Personal information
- Full name: Niko Saler
- Date of birth: April 15, 1992 (age 33)
- Place of birth: Lethbridge, Alberta, Canada
- Height: 5 ft 10 in (1.78 m)
- Position: Defender

Team information
- Current team: Alberta Golden Bears
- Number: 12

Youth career
- 2012–: Alberta Golden Bears

Senior career*
- Years: Team / Apps / (Gls)
- 2011: FC Edmonton / 6 / (0)

= Niko Saler =

Canadian soccer player (born 1992)

Niko Saler (born April 15, 1992) is a Canadian soccer player.

==Career==

===Youth and amateur===
Saler, who did not play traditional college soccer, first achieved success at the U-15 level when he won the Rocky Mountain Cup with Team Alberta in 2007. He subsequently won a bronze medal at the BMO Canadian U-16 National Championships, and a Silver at the U-18 Canada Games in 2009, as well as Provincial and National Championships at the club level with Calgary Foothills Crew.

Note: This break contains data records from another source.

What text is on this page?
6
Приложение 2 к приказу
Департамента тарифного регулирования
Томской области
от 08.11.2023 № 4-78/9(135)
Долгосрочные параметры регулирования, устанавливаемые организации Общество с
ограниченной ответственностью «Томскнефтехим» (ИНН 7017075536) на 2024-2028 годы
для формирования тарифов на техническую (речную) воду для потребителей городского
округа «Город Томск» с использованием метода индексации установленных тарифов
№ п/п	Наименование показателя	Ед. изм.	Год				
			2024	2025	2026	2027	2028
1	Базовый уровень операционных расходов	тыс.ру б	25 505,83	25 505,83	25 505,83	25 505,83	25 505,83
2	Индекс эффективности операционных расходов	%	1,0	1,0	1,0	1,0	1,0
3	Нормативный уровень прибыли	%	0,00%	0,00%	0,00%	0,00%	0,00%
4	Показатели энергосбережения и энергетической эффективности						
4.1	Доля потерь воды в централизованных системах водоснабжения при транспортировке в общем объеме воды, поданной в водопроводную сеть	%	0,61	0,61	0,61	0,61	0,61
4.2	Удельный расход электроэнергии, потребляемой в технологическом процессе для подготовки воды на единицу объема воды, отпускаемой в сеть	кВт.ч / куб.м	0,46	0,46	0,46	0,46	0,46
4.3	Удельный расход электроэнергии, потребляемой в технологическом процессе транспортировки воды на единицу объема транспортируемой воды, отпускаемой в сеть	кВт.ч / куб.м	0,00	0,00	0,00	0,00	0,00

In September 2012 left FC Edmonton and joined the University of Alberta. In November 2012 was named as the Canadian Interuniversity Sport Rookie of the Year by the Alberta Golden Bears.

===Professional===
Saler turned professional in 2010 when he signed with North American Soccer League side FC Edmonton. He played for Edmonton during its 2010 exhibition season, and continued on with the team in its first season in the NASL in 2011. He made his professional debut on May 4, 2011 in a 2011 Canadian Championship game against Toronto FC, and made his first league appearance for Edmonton on May 31 in a 4-0 win over FC Tampa Bay. The club re-signed Saler for the 2012 season on October 12, 2011.

===International===
Saler was called up to his first Canadian national youth team camp in 2011, in preparation for an Olympic qualifier in Guatemala.